Alan Cumming loves his dog.

The pansexual Scottish actor who achieved celebrity in the Broadway revival of Cabaret, and whose film credits include The Anniversary Party (a total downer) and Spice World (it spiced up our life), has now written a book, Tommy’s Tale, and was in town last week to promote it. He brought his dog with him.

He didn’t just bring her with him into town (he came down from Vancouver with the dog, a boyfriend, and Sir Ian McKellen in tow) but with him to a reading. The collie-German shepherd mix, whose name is Honey, walked into Bailey/Coy Books last Saturday night minutes before 7 p.m., three feet ahead of her famous owner.

At one point during the reading, Cumming picked up Honey (not a small dog) and cradled her in his arms (he’s not a big guy), and then, to the Nightstand’s horror, kissed her. The regal Sir Ian McKellen, standing near the door at the back, turned to the person standing next to him and said, “Shameless.”

Cumming and McKellen are both in the X-Men 2, currently filming in Vancouver, and ended the night together at Blu. (“My god, I kick ass,” Cumming said later about his role, as Nightcrawler, in X-Men 2. “The other day, I killed a man by flicking him against the wall with my tail.”)

There’s really very little to say about Cumming’s book (you understand) except that it deals with a youngish, faggoty Londoner who is forced to decide whether he wants to give it all up (sex, ecstasy, etc.) and become a father, and, of note, those same issues have been on Mr. Cumming’s mind.

The book is licentious (“His cock bobbed around a bit as he talked”) and filthy (“Peeing, like shaving, is hard: There’s a lot to it”) and off-limits to Cumming’s mom: “I begged her not to read it,” Cumming said. His reason is that the book deals with “sex and other things that I don’t want to have the responsibility of her knowing.” For example: “I never want to have a chat with her about rimming.”

When asked by someone in the audience about the difficulties of writing a novel, Cumming (who, in his own words, had recently enjoyed “some B.C. pot”) said that if you stop writing for a while, “you have to come back and read the 200 pages [you’ve already written]. That’s really difficult for me.”

As for literary inspiration, he said Sunday morning over coffee, “I always like books [in which] you feel like you’re in the character’s head. And you enter their reality so much, you become a little derailed yourself.” He cited as examples The Catcher in the Rye, The Trick Is to Keep Breathing, and something else (he has a thick accent; the trick is to catch what you can).
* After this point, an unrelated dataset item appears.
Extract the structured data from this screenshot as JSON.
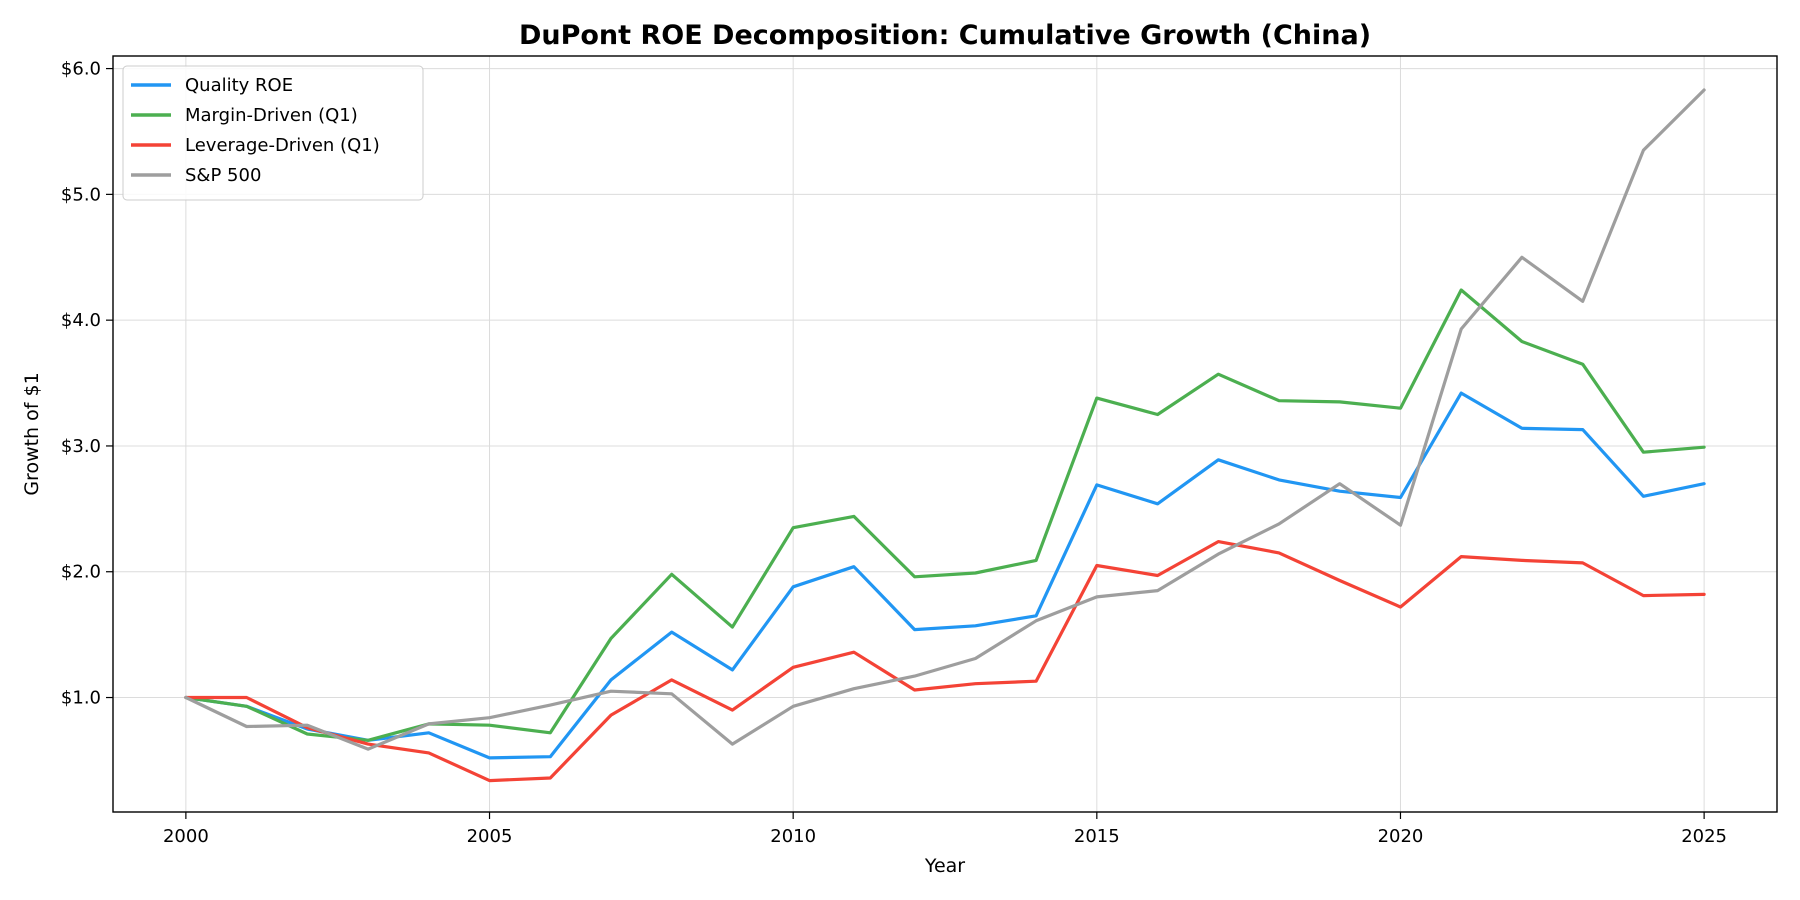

He talked about the drawbacks of being in movies (“You have to have your hair in a certain style for a period of time, even if you don’t want to,” he said, running his hands through his hair, which he says has been “dyed to fuck”) and the merits of writing books (“I wanted to feel more independent and in control of my art”), and then the conversation derailed and he started talking about Honey again. He likes to point out that he saved her from near death at the New York City pound and “a year later she was in Hollywood, staying at the Chateau Marmont, going to her first Hollywood meeting.” He brings her to those, too.